The Sakyamuni Buddha: The Light of the World
Mangesh DahiweleWhen Babasaheb Ambedkar sketched the Buddha in his mind on the paper, he wrote beneath that sketch "Light of the World". Babasaheb Ambedkar hold the Buddha so dear to his being that often describing him he would say, "My Buddha was Great", often there will be tears of Saddha (faith) in Babasaheb's eyes while discussing the Buddha and his Dhamma.

Babasaheb's love for the Buddha was very old, it began in his teen age when Dada Keluskar presented young Bhim the biography of the Buddha. In the 30s when Lokanath, the Italian monk, visited Rajgriha, he saw the picture of the Buddha adorning Babasaheb's room.
It is well known that Babasaheb Ambedkar got the Pali Gathas recorded and listened to them every morning. He chanted Tisarana and Panchashil (Three Treasures and Five Precepts) regularly as recorded by Devi Dayal. He learnt sketching and sculpting to sketch and scult the Buddha he envisioned.
One of the most intelligent man of the recent time was drawn emotionally and religiously drawn to the Sakyamuni Buddha, whose arising in the world, Babasaheb Ambedkar compared with the end of Dark Age for the human kind.
Babasaheb Ambedkar defended Buddha if any one criticized him and in the end of his life Babasaheb wrote a book on the Buddha and His Dhamma. Let us reflect on this title a bit to let Babasaheb's intention sink in our hearts and our total being. Babasaheb could have easily written an intellectual history of Buddhism and written commentaries on Sutra after Sutra, instead he chose the Buddha over, I would say, the Dhamma and Sangha.
The presence of the Buddha on every page of the book is something to which we must draw our attention to. Without the Buddha, there is no Dhamma, and we can say that without Dhamma, there is no Buddha. But, what is the Dhamma after all if it is not manifested in the human form? It will be just scholastic body with linguistic twists. The Buddha is the living Dhamma.
That is the reason why when the teachings got lost in the labyrinth of words, books, institutions, formalism, and all those deadening static forms, the revolutionaries in Buddhism went back to life of the Buddha. His life, though it was never recorded the way his teachings were, is the guiding life. His life moves us in the direction of eternal light that the Buddha embodied.

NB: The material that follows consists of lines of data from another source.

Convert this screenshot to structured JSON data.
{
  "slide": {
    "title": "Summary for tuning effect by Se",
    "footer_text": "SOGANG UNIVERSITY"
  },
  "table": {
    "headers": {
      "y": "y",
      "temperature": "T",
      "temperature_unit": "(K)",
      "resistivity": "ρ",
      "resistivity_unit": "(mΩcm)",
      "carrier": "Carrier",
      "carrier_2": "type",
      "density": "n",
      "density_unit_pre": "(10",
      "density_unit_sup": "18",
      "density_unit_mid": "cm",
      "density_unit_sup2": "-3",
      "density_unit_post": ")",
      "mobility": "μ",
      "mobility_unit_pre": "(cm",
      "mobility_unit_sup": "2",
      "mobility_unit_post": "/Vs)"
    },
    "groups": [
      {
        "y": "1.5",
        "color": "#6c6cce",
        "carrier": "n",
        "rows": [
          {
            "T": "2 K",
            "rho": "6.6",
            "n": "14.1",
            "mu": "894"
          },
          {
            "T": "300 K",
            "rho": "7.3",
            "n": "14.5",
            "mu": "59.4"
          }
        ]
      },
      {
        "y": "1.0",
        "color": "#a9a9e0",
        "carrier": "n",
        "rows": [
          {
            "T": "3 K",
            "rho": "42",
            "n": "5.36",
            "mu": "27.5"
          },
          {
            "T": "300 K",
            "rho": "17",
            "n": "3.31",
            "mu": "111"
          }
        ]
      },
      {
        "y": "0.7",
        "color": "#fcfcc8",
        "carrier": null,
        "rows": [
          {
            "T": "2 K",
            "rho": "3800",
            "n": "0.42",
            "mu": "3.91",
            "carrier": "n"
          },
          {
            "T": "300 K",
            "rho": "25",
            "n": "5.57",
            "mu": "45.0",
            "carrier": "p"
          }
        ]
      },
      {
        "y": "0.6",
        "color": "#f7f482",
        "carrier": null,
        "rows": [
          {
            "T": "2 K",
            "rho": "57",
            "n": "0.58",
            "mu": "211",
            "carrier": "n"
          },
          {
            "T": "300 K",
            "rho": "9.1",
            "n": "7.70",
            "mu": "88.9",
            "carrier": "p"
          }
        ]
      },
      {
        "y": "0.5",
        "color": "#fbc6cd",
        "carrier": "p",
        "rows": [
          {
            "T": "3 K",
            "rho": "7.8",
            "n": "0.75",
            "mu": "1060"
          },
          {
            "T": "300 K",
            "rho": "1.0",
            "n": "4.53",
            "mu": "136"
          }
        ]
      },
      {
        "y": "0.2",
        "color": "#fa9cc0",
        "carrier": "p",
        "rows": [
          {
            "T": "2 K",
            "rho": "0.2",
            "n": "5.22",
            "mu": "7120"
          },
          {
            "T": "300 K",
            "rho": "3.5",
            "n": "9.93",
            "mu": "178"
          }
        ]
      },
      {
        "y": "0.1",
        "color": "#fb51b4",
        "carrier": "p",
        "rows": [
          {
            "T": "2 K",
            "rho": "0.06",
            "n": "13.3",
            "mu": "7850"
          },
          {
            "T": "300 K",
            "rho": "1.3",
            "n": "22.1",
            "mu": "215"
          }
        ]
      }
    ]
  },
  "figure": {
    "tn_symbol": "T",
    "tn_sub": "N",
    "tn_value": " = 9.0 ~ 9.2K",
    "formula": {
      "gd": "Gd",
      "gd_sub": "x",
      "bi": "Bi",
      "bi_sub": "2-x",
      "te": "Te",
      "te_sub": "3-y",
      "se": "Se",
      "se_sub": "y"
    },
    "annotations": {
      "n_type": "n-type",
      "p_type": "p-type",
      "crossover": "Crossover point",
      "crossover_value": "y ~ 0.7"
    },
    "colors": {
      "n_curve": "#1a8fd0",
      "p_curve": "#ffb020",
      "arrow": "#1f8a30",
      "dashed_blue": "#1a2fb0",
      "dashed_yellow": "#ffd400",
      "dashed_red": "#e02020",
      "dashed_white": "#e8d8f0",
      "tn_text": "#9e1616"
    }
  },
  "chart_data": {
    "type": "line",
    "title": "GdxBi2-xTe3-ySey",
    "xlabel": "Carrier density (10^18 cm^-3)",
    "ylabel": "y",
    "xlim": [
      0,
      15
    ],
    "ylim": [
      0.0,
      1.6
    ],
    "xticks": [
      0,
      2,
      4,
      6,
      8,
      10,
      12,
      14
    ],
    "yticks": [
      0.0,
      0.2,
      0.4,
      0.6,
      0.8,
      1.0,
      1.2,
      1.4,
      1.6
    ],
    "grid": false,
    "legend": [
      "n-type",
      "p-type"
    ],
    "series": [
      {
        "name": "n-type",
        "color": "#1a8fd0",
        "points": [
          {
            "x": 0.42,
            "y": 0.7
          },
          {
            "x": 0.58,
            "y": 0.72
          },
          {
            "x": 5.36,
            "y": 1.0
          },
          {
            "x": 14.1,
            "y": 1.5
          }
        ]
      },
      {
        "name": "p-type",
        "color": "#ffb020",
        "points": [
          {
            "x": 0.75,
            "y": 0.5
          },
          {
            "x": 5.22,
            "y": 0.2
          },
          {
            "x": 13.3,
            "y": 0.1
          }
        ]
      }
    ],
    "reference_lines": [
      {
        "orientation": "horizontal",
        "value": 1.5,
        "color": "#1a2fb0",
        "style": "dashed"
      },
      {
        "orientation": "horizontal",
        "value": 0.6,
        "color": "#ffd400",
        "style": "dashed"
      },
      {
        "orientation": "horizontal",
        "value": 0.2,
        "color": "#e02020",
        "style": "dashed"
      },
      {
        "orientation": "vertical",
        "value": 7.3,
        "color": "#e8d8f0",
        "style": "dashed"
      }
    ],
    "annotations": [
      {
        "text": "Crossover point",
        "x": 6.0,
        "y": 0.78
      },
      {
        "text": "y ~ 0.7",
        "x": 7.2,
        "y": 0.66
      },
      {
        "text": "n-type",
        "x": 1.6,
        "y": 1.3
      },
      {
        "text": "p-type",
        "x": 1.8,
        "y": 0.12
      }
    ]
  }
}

The Buddha invoked, awakened, and aspired by Babasaheb Ambedkar in his life and in his message and in the life of his people and humanity is the highest expression of Babasaheb. This love and unshakable faith in Tathagata is enough to bring light in the dark world.
Why Babasaheb Ambedkar responded with his entire being to the Buddha? It is because the similar light was awakened in his own heart. This is a little paradoxical, but the Dhamma arises only when a Buddha reflects in other human being.
Much can be said about the mind of the Buddha. There are many ways in which the Buddha described his enlightened experience, but let us be clear that there is limitation to describe any experience, how much difficult that would to describe which no one but Siddhartha experienced the first time in the known human history. The description of the experience varied from people to people as people have different dispositions.
So is the response of people to the Buddha vary. In that common quest to be the Buddha lies the openness to all the different teachings that the Buddha gave, which we call Dhamma, and embracing those people who together wants to become the Buddha, which we call the Sangha.
The Buddha is therefore the only unifying principle for all Buddhist schools and all Buddhist groups and the sanghas.
Of course, it is helpful to have community around and set of common practices to make faster progress, but ultimately it's the personal commitment and responsibility to awaken.
It is even better to have an awakened guru, the living Dhamma, for quicker awakening just like what happened in the medieval India after destruction of Buddhist universities and monastic institutions, there arose a movement of Siddhas and saints who embodied the light and reflected that on humanity like Sarah, Kabir, and Raidas.
That the continuity was not lost is reflected in living tradition of Kabir which Babasahab's family followed and so many in the North India sang Raidas's teachings communally.
To this unbroken passing of light and its source we must open our hearts to to dispel darkness. This opening of the heart to Buddha is the true celebration and significance of the Buddha Jayanti.